The Community for Technology Leaders
RSS Icon
Subscribe
Issue No.02 - February (2012 vol.24)
pp: 197-208
Zhiwei Lin , University of Ulster at Jordanstown, United Kingdom
Hui Wang , University of Ulster at Jordanstown, United Kingdom
Sally McClean , University of Ulster at Coleraine, United Kingdom
ABSTRACT
Tree is one of the most common and well-studied data structures in computer science. Measuring the similarity of such structures is key to analyzing this type of data. However, measuring tree similarity is not trivial due to the inherent complexity of trees and the ensuing large search space. Tree kernel, a state of the art similarity measurement of trees, represents trees as vectors in a feature space and measures similarity in this space. When different features are used, different algorithms are required. Tree edit distance is another widely used similarity measurement of trees. It measures similarity through edit operations needed to transform one tree to another. Without any restrictions on edit operations, the computation cost is too high to be applicable to large volume of data. To improve efficiency of tree edit distance, some approximations were introduced into tree edit distance. However, their effectiveness can be compromised.
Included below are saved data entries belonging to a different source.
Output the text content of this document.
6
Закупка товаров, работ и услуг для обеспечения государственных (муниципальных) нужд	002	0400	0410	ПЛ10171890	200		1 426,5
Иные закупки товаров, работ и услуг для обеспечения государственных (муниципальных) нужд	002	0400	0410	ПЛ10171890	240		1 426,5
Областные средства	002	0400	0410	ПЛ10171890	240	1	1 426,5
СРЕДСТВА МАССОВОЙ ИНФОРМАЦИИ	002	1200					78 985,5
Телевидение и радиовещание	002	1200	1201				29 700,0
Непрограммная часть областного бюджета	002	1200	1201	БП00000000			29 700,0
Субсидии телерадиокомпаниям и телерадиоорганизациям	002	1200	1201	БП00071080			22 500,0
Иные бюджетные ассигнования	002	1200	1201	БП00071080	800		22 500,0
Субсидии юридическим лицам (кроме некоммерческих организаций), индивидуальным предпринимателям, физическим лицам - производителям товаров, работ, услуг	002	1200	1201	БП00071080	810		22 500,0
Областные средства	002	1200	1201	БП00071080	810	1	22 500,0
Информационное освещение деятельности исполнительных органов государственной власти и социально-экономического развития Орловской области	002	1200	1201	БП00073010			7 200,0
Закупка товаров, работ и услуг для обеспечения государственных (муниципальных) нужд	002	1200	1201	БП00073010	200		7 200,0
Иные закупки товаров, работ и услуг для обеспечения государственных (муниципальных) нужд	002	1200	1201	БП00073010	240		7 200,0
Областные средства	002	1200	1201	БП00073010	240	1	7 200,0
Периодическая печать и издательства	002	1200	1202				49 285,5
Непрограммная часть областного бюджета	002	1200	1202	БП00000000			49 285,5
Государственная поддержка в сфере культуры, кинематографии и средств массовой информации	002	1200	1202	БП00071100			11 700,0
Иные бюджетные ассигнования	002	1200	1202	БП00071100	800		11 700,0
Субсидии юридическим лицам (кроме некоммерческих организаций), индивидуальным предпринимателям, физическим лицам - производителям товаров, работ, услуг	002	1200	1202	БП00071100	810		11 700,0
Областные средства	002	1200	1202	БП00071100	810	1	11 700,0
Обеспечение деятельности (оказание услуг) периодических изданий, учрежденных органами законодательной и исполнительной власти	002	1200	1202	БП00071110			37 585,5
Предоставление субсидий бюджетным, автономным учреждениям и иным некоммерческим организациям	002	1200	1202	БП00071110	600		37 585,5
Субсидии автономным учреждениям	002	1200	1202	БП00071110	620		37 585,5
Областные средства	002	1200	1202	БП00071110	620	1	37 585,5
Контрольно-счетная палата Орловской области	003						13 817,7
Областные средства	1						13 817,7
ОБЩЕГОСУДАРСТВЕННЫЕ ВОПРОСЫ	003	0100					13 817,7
In this paper, a novel approach to measuring tree similarity is presented. Trees are represented as multidimensional sequences and their similarity is measured on the basis of their sequence representations. Multidimensional sequences have their sequential dimensions and spatial dimensions. We measure the sequential similarity by the all common subsequences sequence similarity measurement or the longest common subsequence measurement, and measure the spatial similarity by dynamic time warping. Then we combine them to give a measure of tree similarity. A brute force algorithm to calculate the similarity will have high computational cost. In the spirit of dynamic programming two efficient algorithms are designed for calculating the similarity, which have quadratic time complexity. The new measurements are evaluated in terms of classification accuracy in two popular classifiers (k-nearest neighbor and support vector machine) and in terms of search effectiveness and efficiency in k-nearest neighbor similarity search, using three different data sets from natural language processing and information retrieval. Experimental results show that the new measurements outperform the benchmark measures consistently and significantly.
INDEX TERMS
All common subsequences, approximate tree edit distance, dynamic time warping, the longest common subsequence, tree edit distance, tree kernel, tree similarity.
CITATION
Zhiwei Lin, Hui Wang, Sally McClean, "A Multidimensional Sequence Approach to Measuring Tree Similarity", IEEE Transactions on Knowledge & Data Engineering, vol.24, no. 2, pp. 197-208, February 2012, doi:10.1109/TKDE.2010.239
REFERENCES
[1] F. Aiolli, G. Da San Martino, and A. Sperduti, "Route Kernels for Trees," Proc. 26th Ann. Int'l Conf. Machine Learning, pp. 17-24, 2009.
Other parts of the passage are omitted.